A perda auditiva na infância afeta o desenvolvimento da percepção auditiva da fala e da linguagem, provocando impactos negativos na comunicação das crianças, na sua interação com o meio social e em seu desenvolvimento global. Para minimizar tais consequências, ressalta-se a importância da detecção e intervenção precoces(1-4).
O implante coclear (IC) é uma alternativa eficaz para o tratamento da perda auditiva de graus severo ou profundo, sobretudo, quando realizado nos primeiros anos de vida, pois propicia o desenvolvimento das habilidades auditivas e, consequentemente, favorece a aquisição da linguagem falada(5-8). A implantação nos primeiros anos de vida possibilita que o processo maturacional do córtex auditivo ocorra adequadamente em decorrência da estimulação elétrica(5-7).

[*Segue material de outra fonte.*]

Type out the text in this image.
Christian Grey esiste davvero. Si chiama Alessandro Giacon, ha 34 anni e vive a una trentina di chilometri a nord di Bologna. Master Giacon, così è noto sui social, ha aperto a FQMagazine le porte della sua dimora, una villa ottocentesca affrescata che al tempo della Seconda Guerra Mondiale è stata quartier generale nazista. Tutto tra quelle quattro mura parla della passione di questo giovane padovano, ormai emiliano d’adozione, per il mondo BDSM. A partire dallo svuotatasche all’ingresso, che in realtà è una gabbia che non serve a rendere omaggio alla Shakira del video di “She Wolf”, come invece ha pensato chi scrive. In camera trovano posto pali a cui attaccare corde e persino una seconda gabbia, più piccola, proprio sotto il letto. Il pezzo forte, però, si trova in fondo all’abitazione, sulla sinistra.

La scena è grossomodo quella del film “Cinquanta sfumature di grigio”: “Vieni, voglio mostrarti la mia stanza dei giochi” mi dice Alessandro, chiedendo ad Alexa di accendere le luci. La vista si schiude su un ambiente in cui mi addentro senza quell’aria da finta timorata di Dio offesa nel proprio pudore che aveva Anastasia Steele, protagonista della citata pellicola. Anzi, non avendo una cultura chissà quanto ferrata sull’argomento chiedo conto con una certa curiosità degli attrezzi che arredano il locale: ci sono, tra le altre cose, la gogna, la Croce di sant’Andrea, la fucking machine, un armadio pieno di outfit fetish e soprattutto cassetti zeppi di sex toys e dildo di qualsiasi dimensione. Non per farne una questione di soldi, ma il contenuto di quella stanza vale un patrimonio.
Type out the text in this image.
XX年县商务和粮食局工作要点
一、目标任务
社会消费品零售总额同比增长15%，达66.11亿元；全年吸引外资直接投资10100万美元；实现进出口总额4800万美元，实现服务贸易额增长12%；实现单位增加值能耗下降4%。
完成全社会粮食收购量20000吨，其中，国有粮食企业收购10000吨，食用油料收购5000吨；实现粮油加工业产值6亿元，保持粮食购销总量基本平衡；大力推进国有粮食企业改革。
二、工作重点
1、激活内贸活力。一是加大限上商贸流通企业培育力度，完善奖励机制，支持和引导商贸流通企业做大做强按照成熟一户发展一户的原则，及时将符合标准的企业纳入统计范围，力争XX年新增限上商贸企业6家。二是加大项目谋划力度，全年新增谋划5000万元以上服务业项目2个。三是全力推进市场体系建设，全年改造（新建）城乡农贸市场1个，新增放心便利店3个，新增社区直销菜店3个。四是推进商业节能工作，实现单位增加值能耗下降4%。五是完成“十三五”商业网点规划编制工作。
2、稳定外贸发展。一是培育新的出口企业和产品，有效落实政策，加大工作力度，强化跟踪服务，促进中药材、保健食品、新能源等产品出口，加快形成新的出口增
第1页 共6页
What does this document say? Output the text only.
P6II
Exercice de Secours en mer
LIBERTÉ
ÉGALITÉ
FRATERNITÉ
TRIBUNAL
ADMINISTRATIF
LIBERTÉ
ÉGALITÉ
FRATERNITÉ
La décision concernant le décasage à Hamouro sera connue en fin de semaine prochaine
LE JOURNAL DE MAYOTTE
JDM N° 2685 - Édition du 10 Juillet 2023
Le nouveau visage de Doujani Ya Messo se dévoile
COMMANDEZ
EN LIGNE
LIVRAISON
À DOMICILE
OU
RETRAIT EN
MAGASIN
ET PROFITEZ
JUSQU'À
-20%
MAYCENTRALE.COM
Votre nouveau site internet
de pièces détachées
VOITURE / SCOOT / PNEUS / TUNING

Estudos que correlacionaram o desempenho auditivo com a idade de cirurgia do IC demonstraram que as crianças implantadas antes dos 12 meses(9,10), 18 meses(11), 24 meses(12,13) e 36 meses de idade(14,15) apresentaram habilidades auditivas superiores quando comparadas àquelas operadas mais tardiamente(16,17).
Contudo, apesar da idade ser um fator de extrema importância, sabe-se que existem outras variáveis influenciadoras para o desenvolvimento das habilidades auditivas e da linguagem falada, por exemplo, a terapia fonoaudiológica e a adesão da família ao processo de habilitação e reabilitação auditivas, dentre outras(4).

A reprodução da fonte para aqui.